Intimacy, group affiliation, individuality and emerging relationships are themes that occupy Ronja Falkenbach in her documentary and portrait photography. Social networks such as Instagram, Tinder or Couchsurfing often form the basis for her research. In her series, she provides insights into techno culture in South Korea, Generation Z on dating apps in Berlin or a Jewish couchsurfer in the West Bank. Photography often serves as a performative tool to connect bodies and places. In this way, actions in front of and behind the camera intertwine and integrate the photographer into the action.
In 2022, a group of artists from different parts of the world gathered in Arles for a residency program led by renowned photographer Antoine d’Agata. They used photography and archival materials to explore the complex concept of identity and address pressing social issues. The result is an exquisite blend of voices, colors, and points of view that challenges us to reflect on, empathize with, and relate to the intricate fabric of our shared human experience.
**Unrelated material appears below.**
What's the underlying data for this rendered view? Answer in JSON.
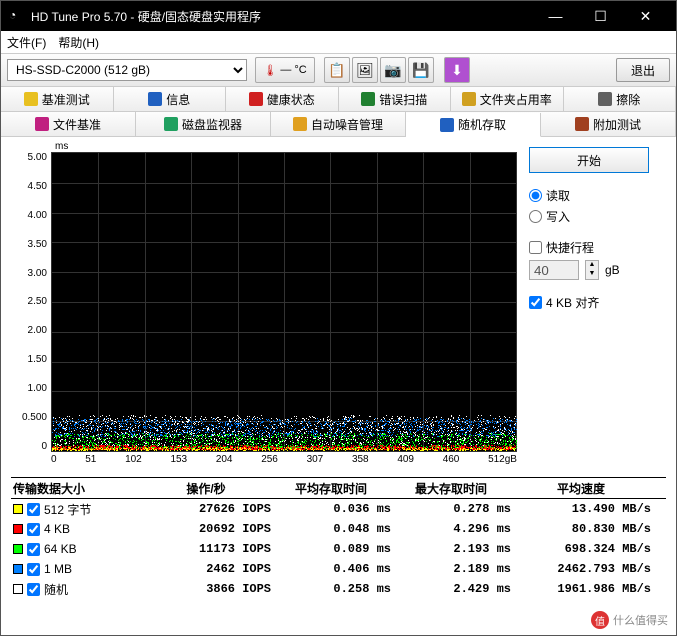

The artists in this exhibition come from a variety of countries and backgrounds, and their work celebrates multicultural identities and explores a wide range of socio-cultural and political issues, such as immigration, post-colonialism, gender, and freedom. The exhibition reflects on the difficulties of living between cultures and developing an identity within borders by inviting the viewers to reflect on their own experiences of isolation, loneliness, insecurity, and vulnerability, and encourages them to develop empathy and understanding across borders.